I recognize that all of this fretting is an illusion, a delusional attempt at control. Just like focusing on all the possible things that could harm this baby is easier for me to grapple with than to face the fact that ultimately I have not control. That despite doing everything right (again), taking additional precautions and going for extra monitoring this baby too could die for no apparent reason and there is nothing I can do to prevent it. 

Note: The wonderful book, They Were Still Born, summarizes both Dr. Warland's and Dr. Collins' research.

Monday, December 3, 2012

Holidays 2012

Last year A was stillborn in mid-October so we’ve already survived all the “first” holidays. Despite having those initial holidays and an entire year under my belt, I am still torn up over the holidays this year. American Thanksgiving was recently and the Christmas onslaught has already begun. Last year A would have been a mushy blob of an infant – approximately 1-month old for Thanksgiving and 2-months old for Christmas. Significant for it being his first and for it being our first as a family. Honestly, I don’t think the kid would have cared one way or other what we did or who was present.
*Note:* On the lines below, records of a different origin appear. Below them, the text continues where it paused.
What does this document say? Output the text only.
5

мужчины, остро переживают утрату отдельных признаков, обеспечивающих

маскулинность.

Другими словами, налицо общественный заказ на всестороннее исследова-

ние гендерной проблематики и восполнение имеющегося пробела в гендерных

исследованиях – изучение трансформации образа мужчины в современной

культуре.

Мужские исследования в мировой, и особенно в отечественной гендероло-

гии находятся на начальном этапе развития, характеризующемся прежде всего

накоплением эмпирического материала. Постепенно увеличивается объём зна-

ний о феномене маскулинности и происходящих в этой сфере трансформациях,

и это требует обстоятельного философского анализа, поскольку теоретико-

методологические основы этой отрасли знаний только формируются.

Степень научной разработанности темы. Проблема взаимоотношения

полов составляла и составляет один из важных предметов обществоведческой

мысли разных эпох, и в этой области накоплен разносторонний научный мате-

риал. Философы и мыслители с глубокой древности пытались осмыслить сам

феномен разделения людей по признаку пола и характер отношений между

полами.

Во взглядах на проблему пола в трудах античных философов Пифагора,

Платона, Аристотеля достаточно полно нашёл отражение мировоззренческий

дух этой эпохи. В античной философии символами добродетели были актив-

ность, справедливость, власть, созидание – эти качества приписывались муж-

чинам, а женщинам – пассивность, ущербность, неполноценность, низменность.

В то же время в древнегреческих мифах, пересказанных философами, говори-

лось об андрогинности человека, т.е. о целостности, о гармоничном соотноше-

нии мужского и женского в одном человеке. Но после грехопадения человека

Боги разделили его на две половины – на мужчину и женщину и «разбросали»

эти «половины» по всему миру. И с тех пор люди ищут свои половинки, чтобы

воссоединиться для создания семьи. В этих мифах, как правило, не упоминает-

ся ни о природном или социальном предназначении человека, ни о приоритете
But this year, this year he’d be 13- and 14-months old. We’d be lugging his highchair to various Thanksgiving feasts where he’d practice feeding himself and be intrigued by the texture of the mashed potatoes squishing through his fingers. I’d make E pose for a family photo with all three of us dressed nicely, knowing that A would soon be covered in squash and such. Instead of being the lump of a baby who gets passed around all night, he’d be fidgety and want to get down and play, walk and explore; trying to catch my aunt’s cat. The only baby at the gathering and delighting in all the attention.

Christmas I surely would have bought him more than he needed. Christmas morning I’d try to coax him into opening presents but his sweet 14-month-old mind doesn’t understand the concept and he’s more interested in the flashing lights on the tree, goofing with his Daddy and playing with the colorful discarded wrapping paper. Regardless, E would have the video camera rolling the entire time as we enjoyed a leisurely morning in our PJs. Then off to two separate family get togethers. We’d dress A in some ridiculous toddler-sized sweater vest and corduroys. Again A would be oblivious to the concept of Christmas but would revel in the big group of loving family members gathered and adoring him. My mother and aunts would try to wrestle him into sitting still for photos and try to cajole him into opening presents but he’s far more interested in playing with my cousin’s 3- and 5-year-old even if they dress him up like a princess.

The last quarter of the year has thus far been very intense. It begins with the changing of the seasons, then A’s birthday in October, next Halloween and just as I’m getting back on my feet, Thanksgiving is here and Christmas is around the corner. I feel like I’m waist-deep in the ocean getting knocked down by the powerful waves. Each time I resurface to gasp for air another wave is right on top of me pummeling me downward.